Through the blinds Kerans caught a glimpse of Beatrice moving about quietly, and five minutes later she walked into the lounge, a black towel in a single twist around her midriff. She was partly hidden in the dim light at the far end of the room, and seemed tired and withdrawn, greeting him with a half-hearted wave. Leaning one elbow against the bar, she made a drink for herself, stared blankly at one of the Delvaux and returned to her bedroom.

When she failed to reappear Kerans went in search of her. As he pushed back the glass doors the hot air trapped inside the lounge hit his face like fumes vented from a crowded galley. Several times within the past month the generator had failed to respond immediately to the thermostat, and the temperature was well into the nineties, probably responsible for Beatrice's lethargy and ennui.

She was sitting on the bed when Kerans entered, the tumbler of whiskey resting on her smooth knees. The thick hot air in the room reminded Kerans of Hardman's cabin during the experiment Bodkin had conducted on the pilot. He went to the thermostat on the bedside table and jerked the tab down from seventy to sixty degrees.

"It's broken down again," Beatrice told him matter-of-factly. "The engine kept stopping."

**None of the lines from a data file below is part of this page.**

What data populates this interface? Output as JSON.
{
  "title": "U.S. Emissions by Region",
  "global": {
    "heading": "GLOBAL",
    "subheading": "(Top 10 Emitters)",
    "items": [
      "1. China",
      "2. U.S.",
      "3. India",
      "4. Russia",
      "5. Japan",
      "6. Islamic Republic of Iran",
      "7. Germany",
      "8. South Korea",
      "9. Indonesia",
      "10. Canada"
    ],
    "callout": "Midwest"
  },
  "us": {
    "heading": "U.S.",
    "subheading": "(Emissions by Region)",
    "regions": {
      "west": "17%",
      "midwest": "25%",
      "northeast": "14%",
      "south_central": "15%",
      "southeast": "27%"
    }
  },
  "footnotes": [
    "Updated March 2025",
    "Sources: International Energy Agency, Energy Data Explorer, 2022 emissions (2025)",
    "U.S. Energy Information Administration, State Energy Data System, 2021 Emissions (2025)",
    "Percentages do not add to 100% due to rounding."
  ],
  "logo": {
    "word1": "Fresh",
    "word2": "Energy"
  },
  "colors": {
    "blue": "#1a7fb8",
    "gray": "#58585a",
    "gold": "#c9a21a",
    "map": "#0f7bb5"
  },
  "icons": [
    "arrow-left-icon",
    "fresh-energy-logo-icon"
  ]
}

Kerans tried to take the glass from her hands but she steered it away from him. "Leave me aloie, Robert," she said in a tired voice. "I know I'm a loose, drunken woman but I spent last night in the Martian jungles and I don't want to be lectured."

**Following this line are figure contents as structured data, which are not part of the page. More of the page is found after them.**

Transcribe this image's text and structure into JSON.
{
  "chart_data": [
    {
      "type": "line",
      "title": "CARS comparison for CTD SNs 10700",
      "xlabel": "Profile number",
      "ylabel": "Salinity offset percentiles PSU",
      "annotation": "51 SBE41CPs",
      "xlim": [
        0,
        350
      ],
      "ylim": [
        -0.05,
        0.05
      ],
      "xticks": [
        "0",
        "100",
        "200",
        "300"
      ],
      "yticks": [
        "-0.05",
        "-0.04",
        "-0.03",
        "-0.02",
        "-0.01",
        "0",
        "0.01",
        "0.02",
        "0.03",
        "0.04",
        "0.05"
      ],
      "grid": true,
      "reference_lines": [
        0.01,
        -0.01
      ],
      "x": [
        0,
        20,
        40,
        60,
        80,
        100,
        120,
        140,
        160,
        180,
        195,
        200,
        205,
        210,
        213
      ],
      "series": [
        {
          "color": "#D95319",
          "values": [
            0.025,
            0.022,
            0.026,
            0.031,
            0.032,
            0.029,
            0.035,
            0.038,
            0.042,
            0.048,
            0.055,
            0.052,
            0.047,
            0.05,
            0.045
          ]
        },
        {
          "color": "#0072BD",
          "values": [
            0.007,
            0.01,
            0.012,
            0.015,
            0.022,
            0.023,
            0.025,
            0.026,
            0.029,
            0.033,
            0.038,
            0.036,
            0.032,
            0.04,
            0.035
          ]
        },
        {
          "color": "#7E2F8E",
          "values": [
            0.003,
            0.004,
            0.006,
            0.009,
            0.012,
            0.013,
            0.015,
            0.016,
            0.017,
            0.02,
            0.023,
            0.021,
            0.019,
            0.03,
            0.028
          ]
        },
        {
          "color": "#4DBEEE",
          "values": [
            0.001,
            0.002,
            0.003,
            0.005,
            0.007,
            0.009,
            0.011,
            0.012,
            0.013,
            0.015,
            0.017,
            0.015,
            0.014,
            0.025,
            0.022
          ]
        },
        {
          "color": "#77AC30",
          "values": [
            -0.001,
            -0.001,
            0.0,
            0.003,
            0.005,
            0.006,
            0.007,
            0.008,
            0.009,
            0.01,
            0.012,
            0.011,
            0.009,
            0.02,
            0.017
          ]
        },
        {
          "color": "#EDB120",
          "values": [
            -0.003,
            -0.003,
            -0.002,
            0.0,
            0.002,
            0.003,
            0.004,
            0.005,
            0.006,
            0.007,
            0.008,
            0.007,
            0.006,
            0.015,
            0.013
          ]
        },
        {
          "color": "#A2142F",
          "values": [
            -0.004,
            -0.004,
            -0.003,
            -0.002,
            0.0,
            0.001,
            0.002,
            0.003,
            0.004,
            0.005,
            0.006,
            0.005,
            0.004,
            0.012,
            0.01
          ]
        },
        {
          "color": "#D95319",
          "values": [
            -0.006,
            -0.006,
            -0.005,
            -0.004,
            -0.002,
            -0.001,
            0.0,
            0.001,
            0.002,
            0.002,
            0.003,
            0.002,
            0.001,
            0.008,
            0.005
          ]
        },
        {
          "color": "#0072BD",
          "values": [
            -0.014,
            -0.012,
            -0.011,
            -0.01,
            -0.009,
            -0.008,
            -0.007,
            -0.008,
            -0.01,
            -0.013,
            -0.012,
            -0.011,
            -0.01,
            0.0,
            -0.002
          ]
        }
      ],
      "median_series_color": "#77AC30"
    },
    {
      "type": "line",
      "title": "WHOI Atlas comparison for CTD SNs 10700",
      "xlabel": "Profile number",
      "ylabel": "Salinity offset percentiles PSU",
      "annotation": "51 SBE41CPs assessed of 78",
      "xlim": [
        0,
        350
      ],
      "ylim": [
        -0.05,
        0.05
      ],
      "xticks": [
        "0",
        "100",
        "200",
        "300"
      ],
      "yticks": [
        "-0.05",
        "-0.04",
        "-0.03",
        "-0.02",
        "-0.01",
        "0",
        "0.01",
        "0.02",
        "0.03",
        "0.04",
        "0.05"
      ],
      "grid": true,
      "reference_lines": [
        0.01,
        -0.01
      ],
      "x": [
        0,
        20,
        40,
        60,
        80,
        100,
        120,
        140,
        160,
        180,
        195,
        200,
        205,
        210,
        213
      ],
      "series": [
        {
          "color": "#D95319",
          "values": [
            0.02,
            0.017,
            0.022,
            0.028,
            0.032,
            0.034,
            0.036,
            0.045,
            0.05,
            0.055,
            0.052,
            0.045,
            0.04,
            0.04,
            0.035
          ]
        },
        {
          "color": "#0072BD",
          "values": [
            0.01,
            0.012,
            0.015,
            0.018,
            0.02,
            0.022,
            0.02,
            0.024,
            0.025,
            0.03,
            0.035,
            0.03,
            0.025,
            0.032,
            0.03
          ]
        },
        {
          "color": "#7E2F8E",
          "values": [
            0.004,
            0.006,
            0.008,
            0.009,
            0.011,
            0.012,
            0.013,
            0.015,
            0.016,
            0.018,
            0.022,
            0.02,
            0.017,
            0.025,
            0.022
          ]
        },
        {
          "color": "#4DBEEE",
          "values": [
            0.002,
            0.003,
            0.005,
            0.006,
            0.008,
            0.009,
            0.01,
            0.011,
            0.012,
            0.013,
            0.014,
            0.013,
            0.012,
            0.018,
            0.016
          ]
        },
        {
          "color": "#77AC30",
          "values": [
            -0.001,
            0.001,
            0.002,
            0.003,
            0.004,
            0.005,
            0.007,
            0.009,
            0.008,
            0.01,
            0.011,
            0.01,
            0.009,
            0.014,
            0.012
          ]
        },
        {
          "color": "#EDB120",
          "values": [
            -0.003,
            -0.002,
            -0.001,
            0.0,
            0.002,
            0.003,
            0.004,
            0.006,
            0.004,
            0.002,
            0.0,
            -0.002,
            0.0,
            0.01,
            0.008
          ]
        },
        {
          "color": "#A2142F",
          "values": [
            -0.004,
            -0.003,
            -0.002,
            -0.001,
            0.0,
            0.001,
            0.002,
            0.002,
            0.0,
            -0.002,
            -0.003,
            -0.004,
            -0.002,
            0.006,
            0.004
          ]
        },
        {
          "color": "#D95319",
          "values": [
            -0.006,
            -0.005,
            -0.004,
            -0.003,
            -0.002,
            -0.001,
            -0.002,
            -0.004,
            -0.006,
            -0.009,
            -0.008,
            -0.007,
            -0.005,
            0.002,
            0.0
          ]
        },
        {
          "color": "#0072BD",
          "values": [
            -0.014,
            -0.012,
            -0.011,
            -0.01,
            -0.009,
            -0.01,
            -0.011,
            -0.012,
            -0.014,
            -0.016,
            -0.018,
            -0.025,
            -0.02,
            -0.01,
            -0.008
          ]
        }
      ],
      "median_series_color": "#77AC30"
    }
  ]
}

Kerans scrutinised her closely, smiling to himself in a mixture of affection and despair. "I'll see if I can repair the motor. This bedroom smells as if you've had an entire penal battalion billetted with you. Take a shower, Bea, and try to pull yourself together. Riggs is leaving tomorrow, we'll need our wits about us. What are these nightmares you're having?"

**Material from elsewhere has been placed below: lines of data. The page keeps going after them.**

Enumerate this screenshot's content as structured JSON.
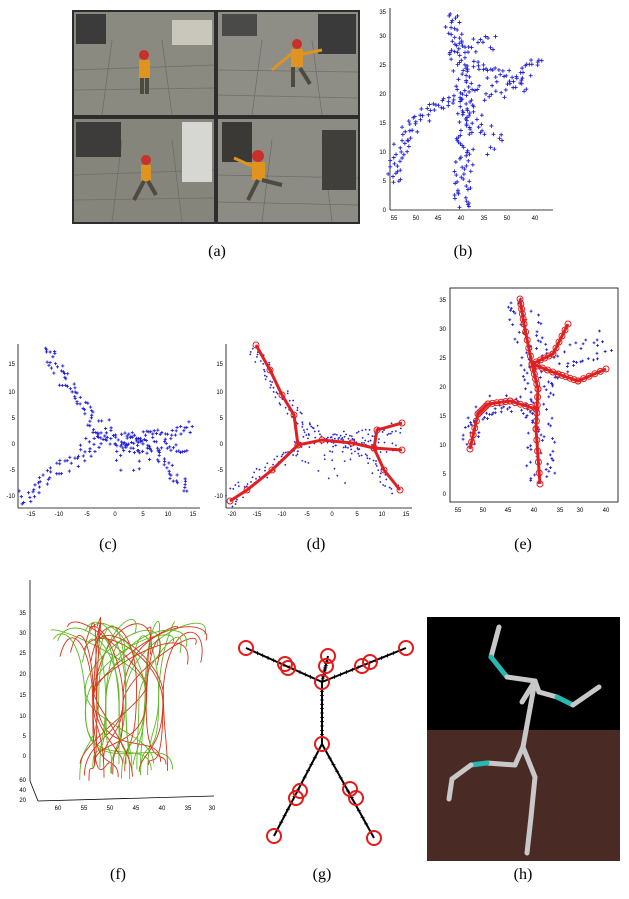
{
  "captions": [
    "(a)",
    "(b)",
    "(c)",
    "(d)",
    "(e)",
    "(f)",
    "(g)",
    "(h)"
  ],
  "panel_b": {
    "yticks": [
      "0",
      "5",
      "10",
      "15",
      "20",
      "25",
      "30",
      "35"
    ],
    "xticks": [
      "55",
      "50",
      "45",
      "40",
      "35",
      "50",
      "40"
    ]
  },
  "panel_c": {
    "yticks": [
      "15",
      "10",
      "5",
      "0",
      "-5",
      "-10"
    ],
    "xticks": [
      "-15",
      "-10",
      "-5",
      "0",
      "5",
      "10",
      "15"
    ]
  },
  "panel_d": {
    "yticks": [
      "15",
      "10",
      "5",
      "0",
      "-5",
      "-10"
    ],
    "xticks": [
      "-20",
      "-15",
      "-10",
      "-5",
      "0",
      "5",
      "10",
      "15"
    ]
  },
  "panel_e": {
    "yticks": [
      "35",
      "30",
      "25",
      "20",
      "15",
      "10",
      "5",
      "0"
    ],
    "xticks": [
      "55",
      "50",
      "45",
      "40",
      "35",
      "30",
      "40"
    ]
  },
  "panel_f": {
    "yticks": [
      "35",
      "30",
      "25",
      "20",
      "15",
      "10",
      "5",
      "0"
    ],
    "xticks": [
      "60",
      "55",
      "50",
      "45",
      "40",
      "35",
      "30"
    ],
    "zticks": [
      "60",
      "40",
      "20"
    ]
  },
  "colors": {
    "points": "#1f1fd6",
    "skeleton": "#e02020",
    "curve_green": "#5fb81f",
    "curve_red": "#d8321a",
    "bg_black": "#000000",
    "bg_brown": "#4a2a25",
    "bone": "#c8c8c8",
    "joint": "#27b8b0"
  }
}
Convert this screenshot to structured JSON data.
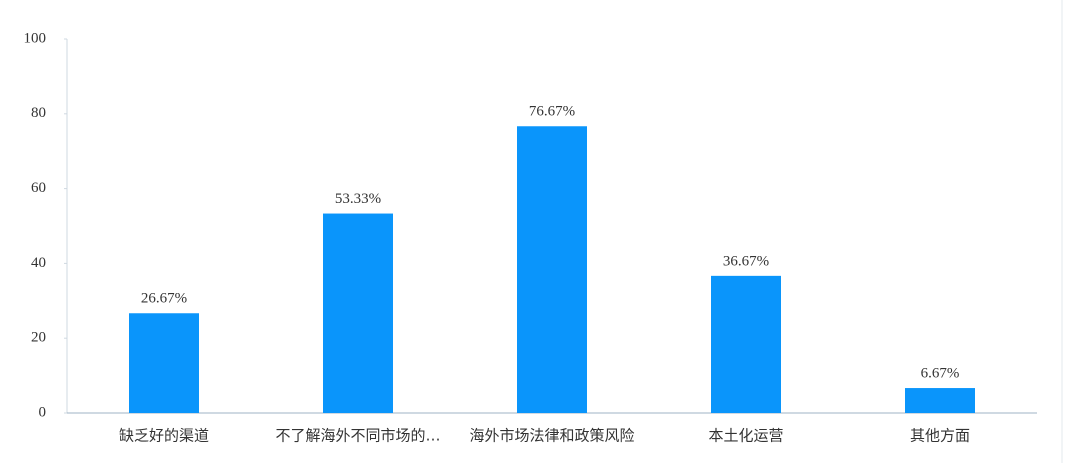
{
  "chart_data": {
    "type": "bar",
    "categories": [
      "缺乏好的渠道",
      "不了解海外不同市场的…",
      "海外市场法律和政策风险",
      "本土化运营",
      "其他方面"
    ],
    "values": [
      26.67,
      53.33,
      76.67,
      36.67,
      6.67
    ],
    "value_labels": [
      "26.67%",
      "53.33%",
      "76.67%",
      "36.67%",
      "6.67%"
    ],
    "color": "#0a95fb",
    "ylim": [
      0,
      100
    ],
    "yticks": [
      0,
      20,
      40,
      60,
      80,
      100
    ],
    "grid": false
  }
}
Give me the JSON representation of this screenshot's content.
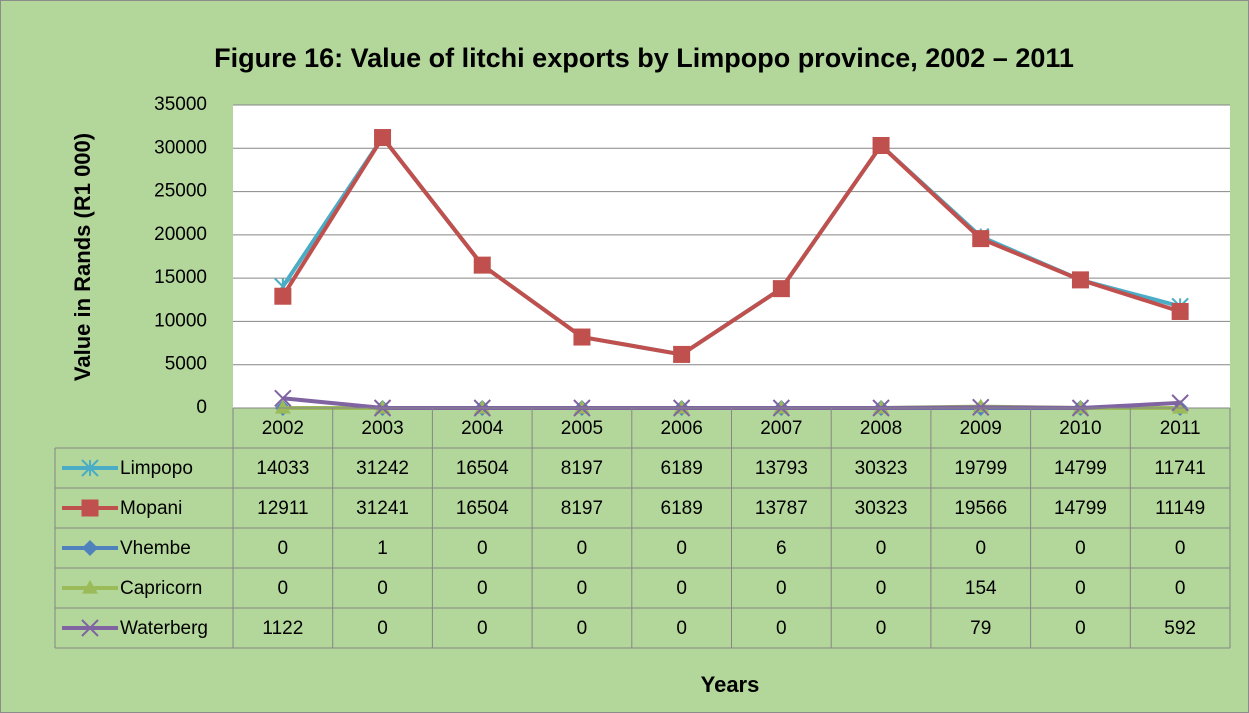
{
  "chart_data": {
    "type": "line",
    "title": "Figure 16: Value of litchi exports by Limpopo province, 2002 – 2011",
    "y_label": "Value in Rands (R1 000)",
    "x_label": "Years",
    "categories": [
      "2002",
      "2003",
      "2004",
      "2005",
      "2006",
      "2007",
      "2008",
      "2009",
      "2010",
      "2011"
    ],
    "ylim": [
      0,
      35000
    ],
    "yticks": [
      0,
      5000,
      10000,
      15000,
      20000,
      25000,
      30000,
      35000
    ],
    "grid": true,
    "data_table": true,
    "series": [
      {
        "name": "Limpopo",
        "color": "#4bacc6",
        "marker": "star",
        "values": [
          14033,
          31242,
          16504,
          8197,
          6189,
          13793,
          30323,
          19799,
          14799,
          11741
        ]
      },
      {
        "name": "Mopani",
        "color": "#c0504d",
        "marker": "square",
        "values": [
          12911,
          31241,
          16504,
          8197,
          6189,
          13787,
          30323,
          19566,
          14799,
          11149
        ]
      },
      {
        "name": "Vhembe",
        "color": "#4f81bd",
        "marker": "diamond",
        "values": [
          0,
          1,
          0,
          0,
          0,
          6,
          0,
          0,
          0,
          0
        ]
      },
      {
        "name": "Capricorn",
        "color": "#9bbb59",
        "marker": "triangle",
        "values": [
          0,
          0,
          0,
          0,
          0,
          0,
          0,
          154,
          0,
          0
        ]
      },
      {
        "name": "Waterberg",
        "color": "#8064a2",
        "marker": "x",
        "values": [
          1122,
          0,
          0,
          0,
          0,
          0,
          0,
          79,
          0,
          592
        ]
      }
    ]
  }
}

Beatrice shrugged. "Jungle dreams, Robert," she murmured ambiguously. "I'm learning my ABC's again. Last night was the delta jungles." She gave him a bleak smile, then added with a touch of malicious humour: "Don't look so stern, you'll be dreaming them too, soon."

"I hope not." Kerans watched distastefully as she raised the glass to her lips. "And pour that drink away. Scotch breakfasts may be an old Highland custom but they're murder on the liver."

Beatrice waved him away. "I know. Alcohol kills slowly, but I'm in no hurry. Go away, Robert."

Kerans gave up and turned on his heel. He took the stairway from the kitchen into the store-room below, found a torch and the tool-set, and began to work on the generator.

Half an hour later, when he emerged onto the patio, Beatrice had apparently recovered completely from her torpor and was intently painting her nails with a bottle of blue varnish.

"Hello, Robert, are you in a better mood now?"

Kerans sat down on the tiled floor, wiping the last traces of grease off his hands. Crisply he punched the firm swell of her calf, then fended away the revenging heel at his head. "I've cured the generator, with luck you won't have any more trouble. It's rather amusing, the timing device on the two-stroke starting engine had gone wrong, it was actually running backwards."

He was about to explain the irony of the joke at full length when a loud-hailer blared from the lagoon below. The sounds of sudden excited activity had sprung up from the base; engines whined and accelerated, davits shrilled as the two reserve motor launches were lowered into the water, there was a medley of voices shouting and feet racing down gangways.

Kerans rose and hurried around the pooi to the rail. "Don't tell me they're leaving today-? Riggs is clever enough to try that in the hope of catching us unprepared."

Beatrice at his side, the towel clasped to her breasts, they looked down at the base. Every member of the unit appeared to have been mobilised, and the cutter and the two launches surged and jockeyed around the landing jetty. The drooping rotors of the helicopter were circling slowly, Riggs and Macready about to embark. The other men were lined up on the jetty, waiting their turn to climb into the three craft. Even Bodkin had been roused from his bunk, and was standing bare-chested on the bridge of the testing station, shouting up at Riggs.